The following is part of an overview of the top 100 American narrative fiction feature films, from my perspective. For an introduction to the project and an index of other entries in the series, click here. For a list of more than 800 films which I considered for the top 450 and my eligibility qualifications, click here. And for a way to vote on what you think the top 100 American narrative fiction feature films are, click here. If I’ve written a full-length review of the film on this site, I link to it in the movie’s title. Enjoy!

We’re really in the home stretch now – here goes.

20) Sunrise: A Song of Two Humans (1927), directed by F.W. Murnau.

Sunrise is a rare sort of movie. It has the technical bona fides of a much younger film (it turns ninety in September) which never intrude on the emotional warmth the the back half of the movie is invested in building. Indeed, without the moving camera and spellbinding sets and meticulous handling of the physical film itself, the emotional warmth would largely disappear. It’s a union that we think of primarily in our favorite blockbusters, but Sunrise shows us that it’s not only possible but desirable to mash the two together in a significantly more slender drama. Sunrise is not like The Wizard of Oz or Raiders of the Lost Ark or Back to the Future, all of which are at least a little guilty of putting their setpieces before the development of plot or character. There’s never a question that Murnau’s effects and groundbreaking techniques aren’t sensational in themselves, the way that the boulder in Raiders is, but focus is in on the people and their settings. One approach isn’t better than another, but the level of difficulty is higher for a Sunrise than for those aforementioned movies, and it’s important to recognize that Murnau was rewriting filmmaking rules when he was making the picture. Even the little things, like title cards, are few and far between in Sunrise; in some ways, it is less reliant on words than any other movie in my top 100.

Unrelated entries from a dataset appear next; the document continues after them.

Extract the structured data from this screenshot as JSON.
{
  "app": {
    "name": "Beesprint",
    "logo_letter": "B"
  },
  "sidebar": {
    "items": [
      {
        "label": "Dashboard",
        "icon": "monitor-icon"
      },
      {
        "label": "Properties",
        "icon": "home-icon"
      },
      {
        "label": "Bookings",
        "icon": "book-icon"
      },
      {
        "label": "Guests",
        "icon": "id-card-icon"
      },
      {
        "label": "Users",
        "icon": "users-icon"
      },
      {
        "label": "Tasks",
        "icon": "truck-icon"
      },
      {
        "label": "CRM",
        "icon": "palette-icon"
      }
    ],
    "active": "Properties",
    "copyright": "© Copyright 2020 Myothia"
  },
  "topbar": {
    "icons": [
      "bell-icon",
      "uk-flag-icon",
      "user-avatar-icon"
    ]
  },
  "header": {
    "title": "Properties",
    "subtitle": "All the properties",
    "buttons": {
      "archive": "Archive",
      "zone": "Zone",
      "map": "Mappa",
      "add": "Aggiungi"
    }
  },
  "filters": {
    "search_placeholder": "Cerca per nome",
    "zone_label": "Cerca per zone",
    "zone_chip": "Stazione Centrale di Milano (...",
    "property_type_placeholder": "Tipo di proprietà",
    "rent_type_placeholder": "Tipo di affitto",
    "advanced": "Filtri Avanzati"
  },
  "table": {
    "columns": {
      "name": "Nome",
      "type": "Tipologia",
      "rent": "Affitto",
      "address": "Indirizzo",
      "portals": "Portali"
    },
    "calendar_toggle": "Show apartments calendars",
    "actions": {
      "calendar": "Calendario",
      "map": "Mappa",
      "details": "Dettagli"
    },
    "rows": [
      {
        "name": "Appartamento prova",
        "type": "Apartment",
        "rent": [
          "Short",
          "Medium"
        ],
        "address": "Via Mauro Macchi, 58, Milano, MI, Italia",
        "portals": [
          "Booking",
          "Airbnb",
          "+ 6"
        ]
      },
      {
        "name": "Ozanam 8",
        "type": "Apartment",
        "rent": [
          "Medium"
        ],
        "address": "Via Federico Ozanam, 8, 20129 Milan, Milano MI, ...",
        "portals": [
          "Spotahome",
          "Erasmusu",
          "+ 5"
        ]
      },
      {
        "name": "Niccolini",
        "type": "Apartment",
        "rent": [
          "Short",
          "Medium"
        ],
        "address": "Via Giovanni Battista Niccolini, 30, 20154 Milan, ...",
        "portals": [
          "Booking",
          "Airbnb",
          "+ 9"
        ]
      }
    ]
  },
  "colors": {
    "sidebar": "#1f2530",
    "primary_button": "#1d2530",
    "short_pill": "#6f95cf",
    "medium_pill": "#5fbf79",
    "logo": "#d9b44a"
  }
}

The story of the film pivots on the Man (George O’Brien), a rural man who has been seduced by an old-fashioned city slicker, the Woman (Margaret Livingston). (Names were simpler in the ’20s, apparently. In all seriousness, though, this convention from silent movies of creating relatability by withholding names can’t be recreated in talkies, which is a shame. There’s something pretty in the way Sunrise reduces the actions of the story to its skeleton and in so doing implicating the unfaithful in the audience and praising the redeemed.) The Man is married to the Wife (Janet Gaynor, who won the first Best Actress award partly for this movie). In an attempt to get the Man to run off with her, the Woman comes up with a diabolical plan: fake a boat accident, drown your wife, and float back on these reeds I’ve collected for you. The Man goes as far as to take the Wife out on the boat, and while he comes close to beginning the deed, he cannot bring himself to murder his wife. Over the course of a day spent in the city (presumably where the Woman hails from), the two of them rediscover each other. Irony rules in Sunrise, where the Man begins the film willing to kill his Wife on the water for the Woman. On the way home from the city in their little sailboat, the Wife curled up in the Man’s coat and fast asleep, a raging squall drops on them and capsizes the boat; the Man, met by a gleeful Woman, throttles her until he hears that the Wife survived; the reeds her husband tied on her at the last moment kept her afloat and saw her through the storm on the bay. The basis of the film is so tight that it’s almost as cutesy and simple as The Artist, but Sunrise does not make jokes about itself. There’s a dignity in Gaynor’s smile at the end of the film, when the sun finally rises, that shows us that the humanity referenced in the subtitle is valuable even if it is sometimes confused or wrong.

19) Taxi Driver (1976), directed by Martin Scorsese.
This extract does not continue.